1. Nachdem du den Verweis auf die Todesursache aus der Todesanzeige entfernt hast, macht es keinen Sinn mehr, warum sein Sohn davon ausgehen sollte, dass ihn die Tabletten umgebracht hätten. Ich finde es würde vielleicht noch besser die Gleichgültigkeit des Sohns zeigen, wenn er zum Beispiel davon ausginge, dass sein Vater einfach an Altersschwäche gestorben sei. Mit einem Gedanken nach dem Motto "Er war ja nun auch schon sehr alt" würde er sich mE nach noch stärker von seinen Emotionen distanzieren.

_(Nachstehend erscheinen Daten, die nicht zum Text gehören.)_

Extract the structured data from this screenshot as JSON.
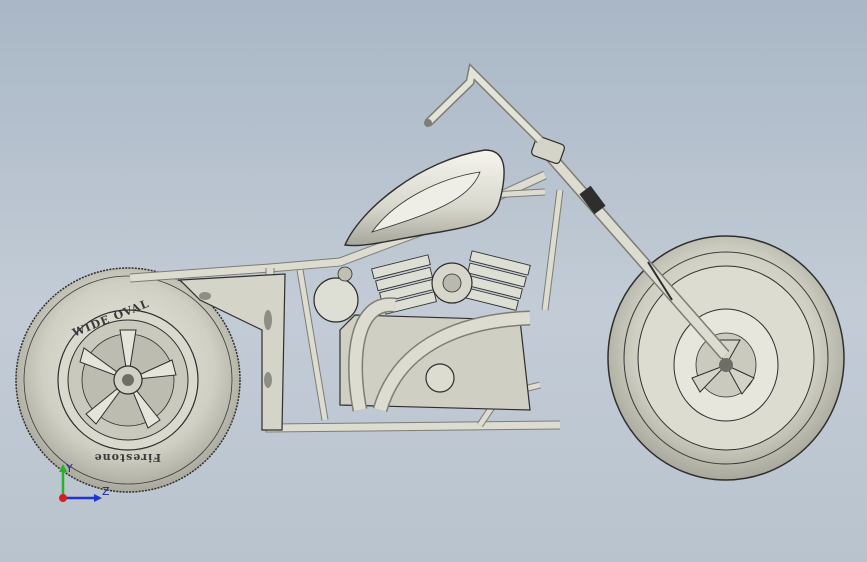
{
  "viewport": {
    "background_top": "#a9b7c6",
    "background_bottom": "#b9c3ce"
  },
  "model": {
    "type": "chopper-motorcycle-3d-model",
    "material_color": "#d4d4c8",
    "edge_color": "#2e2e2e",
    "rear_tire_text_top": "WIDE OVAL",
    "rear_tire_text_bottom": "Firestone"
  },
  "triad": {
    "x_label": "Y",
    "y_label": "Z",
    "y_color": "#21b521",
    "z_color": "#1f33d6",
    "x_color": "#d61f1f"
  }
}
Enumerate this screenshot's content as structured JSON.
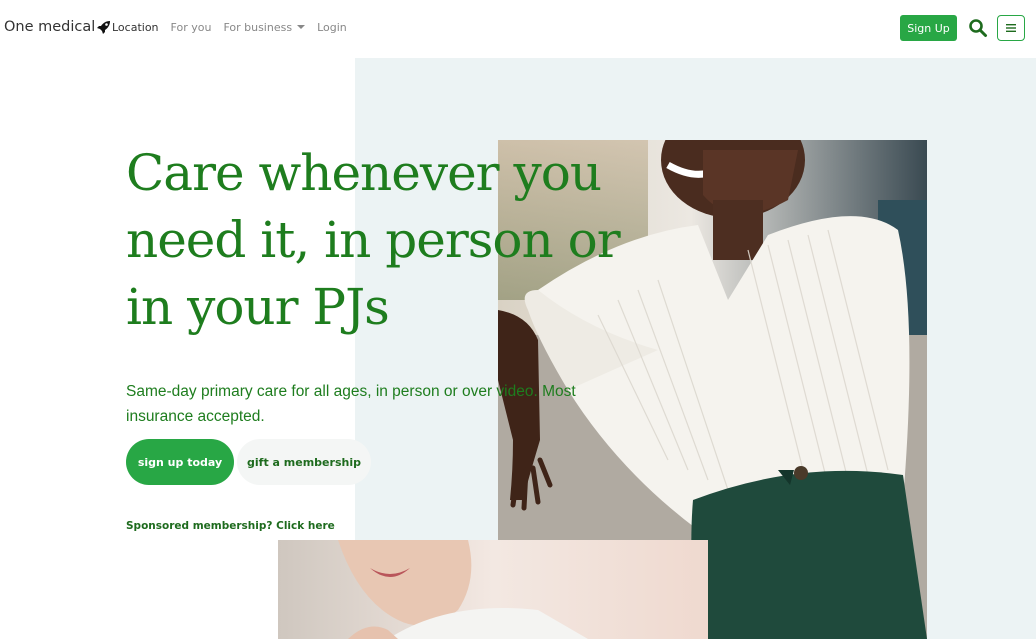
{
  "nav": {
    "brand": "One medical",
    "links": [
      {
        "label": "Location"
      },
      {
        "label": "For you"
      },
      {
        "label": "For business"
      },
      {
        "label": "Login"
      }
    ],
    "signup_label": "Sign Up",
    "icons": {
      "brand": "rocket-icon",
      "search": "search-icon",
      "menu": "hamburger-menu-icon"
    }
  },
  "hero": {
    "headline": "Care whenever you need it, in person or in your PJs",
    "subtext": "Same-day primary care for all ages, in person or over video. Most insurance accepted.",
    "primary_cta": "sign up today",
    "secondary_cta": "gift a membership",
    "sponsored_link": "Sponsored membership? Click here"
  },
  "colors": {
    "brand_green": "#28a745",
    "text_green": "#1e7d1e",
    "hero_bg": "#ecf3f4"
  }
}
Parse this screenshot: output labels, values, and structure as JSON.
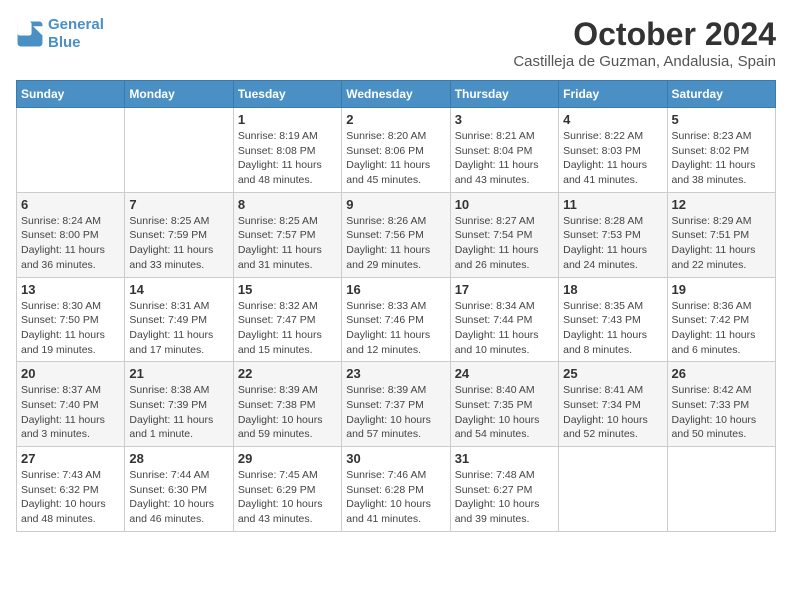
{
  "header": {
    "logo_line1": "General",
    "logo_line2": "Blue",
    "month_title": "October 2024",
    "location": "Castilleja de Guzman, Andalusia, Spain"
  },
  "days_of_week": [
    "Sunday",
    "Monday",
    "Tuesday",
    "Wednesday",
    "Thursday",
    "Friday",
    "Saturday"
  ],
  "weeks": [
    [
      {
        "day": "",
        "sunrise": "",
        "sunset": "",
        "daylight": ""
      },
      {
        "day": "",
        "sunrise": "",
        "sunset": "",
        "daylight": ""
      },
      {
        "day": "1",
        "sunrise": "Sunrise: 8:19 AM",
        "sunset": "Sunset: 8:08 PM",
        "daylight": "Daylight: 11 hours and 48 minutes."
      },
      {
        "day": "2",
        "sunrise": "Sunrise: 8:20 AM",
        "sunset": "Sunset: 8:06 PM",
        "daylight": "Daylight: 11 hours and 45 minutes."
      },
      {
        "day": "3",
        "sunrise": "Sunrise: 8:21 AM",
        "sunset": "Sunset: 8:04 PM",
        "daylight": "Daylight: 11 hours and 43 minutes."
      },
      {
        "day": "4",
        "sunrise": "Sunrise: 8:22 AM",
        "sunset": "Sunset: 8:03 PM",
        "daylight": "Daylight: 11 hours and 41 minutes."
      },
      {
        "day": "5",
        "sunrise": "Sunrise: 8:23 AM",
        "sunset": "Sunset: 8:02 PM",
        "daylight": "Daylight: 11 hours and 38 minutes."
      }
    ],
    [
      {
        "day": "6",
        "sunrise": "Sunrise: 8:24 AM",
        "sunset": "Sunset: 8:00 PM",
        "daylight": "Daylight: 11 hours and 36 minutes."
      },
      {
        "day": "7",
        "sunrise": "Sunrise: 8:25 AM",
        "sunset": "Sunset: 7:59 PM",
        "daylight": "Daylight: 11 hours and 33 minutes."
      },
      {
        "day": "8",
        "sunrise": "Sunrise: 8:25 AM",
        "sunset": "Sunset: 7:57 PM",
        "daylight": "Daylight: 11 hours and 31 minutes."
      },
      {
        "day": "9",
        "sunrise": "Sunrise: 8:26 AM",
        "sunset": "Sunset: 7:56 PM",
        "daylight": "Daylight: 11 hours and 29 minutes."
      },
      {
        "day": "10",
        "sunrise": "Sunrise: 8:27 AM",
        "sunset": "Sunset: 7:54 PM",
        "daylight": "Daylight: 11 hours and 26 minutes."
      },
      {
        "day": "11",
        "sunrise": "Sunrise: 8:28 AM",
        "sunset": "Sunset: 7:53 PM",
        "daylight": "Daylight: 11 hours and 24 minutes."
      },
      {
        "day": "12",
        "sunrise": "Sunrise: 8:29 AM",
        "sunset": "Sunset: 7:51 PM",
        "daylight": "Daylight: 11 hours and 22 minutes."
      }
    ],
    [
      {
        "day": "13",
        "sunrise": "Sunrise: 8:30 AM",
        "sunset": "Sunset: 7:50 PM",
        "daylight": "Daylight: 11 hours and 19 minutes."
      },
      {
        "day": "14",
        "sunrise": "Sunrise: 8:31 AM",
        "sunset": "Sunset: 7:49 PM",
        "daylight": "Daylight: 11 hours and 17 minutes."
      },
      {
        "day": "15",
        "sunrise": "Sunrise: 8:32 AM",
        "sunset": "Sunset: 7:47 PM",
        "daylight": "Daylight: 11 hours and 15 minutes."
      },
      {
        "day": "16",
        "sunrise": "Sunrise: 8:33 AM",
        "sunset": "Sunset: 7:46 PM",
        "daylight": "Daylight: 11 hours and 12 minutes."
      },
      {
        "day": "17",
        "sunrise": "Sunrise: 8:34 AM",
        "sunset": "Sunset: 7:44 PM",
        "daylight": "Daylight: 11 hours and 10 minutes."
      },
      {
        "day": "18",
        "sunrise": "Sunrise: 8:35 AM",
        "sunset": "Sunset: 7:43 PM",
        "daylight": "Daylight: 11 hours and 8 minutes."
      },
      {
        "day": "19",
        "sunrise": "Sunrise: 8:36 AM",
        "sunset": "Sunset: 7:42 PM",
        "daylight": "Daylight: 11 hours and 6 minutes."
      }
    ],
    [
      {
        "day": "20",
        "sunrise": "Sunrise: 8:37 AM",
        "sunset": "Sunset: 7:40 PM",
        "daylight": "Daylight: 11 hours and 3 minutes."
      },
      {
        "day": "21",
        "sunrise": "Sunrise: 8:38 AM",
        "sunset": "Sunset: 7:39 PM",
        "daylight": "Daylight: 11 hours and 1 minute."
      },
      {
        "day": "22",
        "sunrise": "Sunrise: 8:39 AM",
        "sunset": "Sunset: 7:38 PM",
        "daylight": "Daylight: 10 hours and 59 minutes."
      },
      {
        "day": "23",
        "sunrise": "Sunrise: 8:39 AM",
        "sunset": "Sunset: 7:37 PM",
        "daylight": "Daylight: 10 hours and 57 minutes."
      },
      {
        "day": "24",
        "sunrise": "Sunrise: 8:40 AM",
        "sunset": "Sunset: 7:35 PM",
        "daylight": "Daylight: 10 hours and 54 minutes."
      },
      {
        "day": "25",
        "sunrise": "Sunrise: 8:41 AM",
        "sunset": "Sunset: 7:34 PM",
        "daylight": "Daylight: 10 hours and 52 minutes."
      },
      {
        "day": "26",
        "sunrise": "Sunrise: 8:42 AM",
        "sunset": "Sunset: 7:33 PM",
        "daylight": "Daylight: 10 hours and 50 minutes."
      }
    ],
    [
      {
        "day": "27",
        "sunrise": "Sunrise: 7:43 AM",
        "sunset": "Sunset: 6:32 PM",
        "daylight": "Daylight: 10 hours and 48 minutes."
      },
      {
        "day": "28",
        "sunrise": "Sunrise: 7:44 AM",
        "sunset": "Sunset: 6:30 PM",
        "daylight": "Daylight: 10 hours and 46 minutes."
      },
      {
        "day": "29",
        "sunrise": "Sunrise: 7:45 AM",
        "sunset": "Sunset: 6:29 PM",
        "daylight": "Daylight: 10 hours and 43 minutes."
      },
      {
        "day": "30",
        "sunrise": "Sunrise: 7:46 AM",
        "sunset": "Sunset: 6:28 PM",
        "daylight": "Daylight: 10 hours and 41 minutes."
      },
      {
        "day": "31",
        "sunrise": "Sunrise: 7:48 AM",
        "sunset": "Sunset: 6:27 PM",
        "daylight": "Daylight: 10 hours and 39 minutes."
      },
      {
        "day": "",
        "sunrise": "",
        "sunset": "",
        "daylight": ""
      },
      {
        "day": "",
        "sunrise": "",
        "sunset": "",
        "daylight": ""
      }
    ]
  ]
}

2. Die Reaktion seines Sohnes ist mir etwas zu kurz beschrieben. So wirkt sein Charakter wie ein flaches Klischee in meinen Augen. Vielleicht kannst du ihm zumindest ein bisschen Persönlichkeit verleihen ohne die Aussage der Geschichte zu verwaschen?

Bzgl. Katinkas Kritik stimme ich ihr leider nur in einem Punkt zu: Dass sie ein bisschen kleinlich ist (sorry). Für mich klang pensioniert ganz normal. Es mag zwar nicht fachlich 100% korrekt sein, entspricht aber dem alltäglichen Sprachgebrauch. Bankkaufmann ist ein Ausdruck, der nach meinem Verständnis nichts in einer emotional ansprechenden Kurzgeschichte zu suchen hat. Das Wort Bankier hat mir persönlich da besser gefallen, wobei "Banker" vielleicht noch besser passen würde (ok, Katinka da stimme ich dir auch wieder zu ;) )

Lieben Gruß,

Kastanie

 

Hy Kastanie,

danke für die Kritik - hätte ja eigentlich nicht mehr damit gerechnet, bei dieser Geschichte.

Werde mir die Punkte noch einmal anschauen und das Ganze bei Gelegenheit noch dahingehend überarbeiten.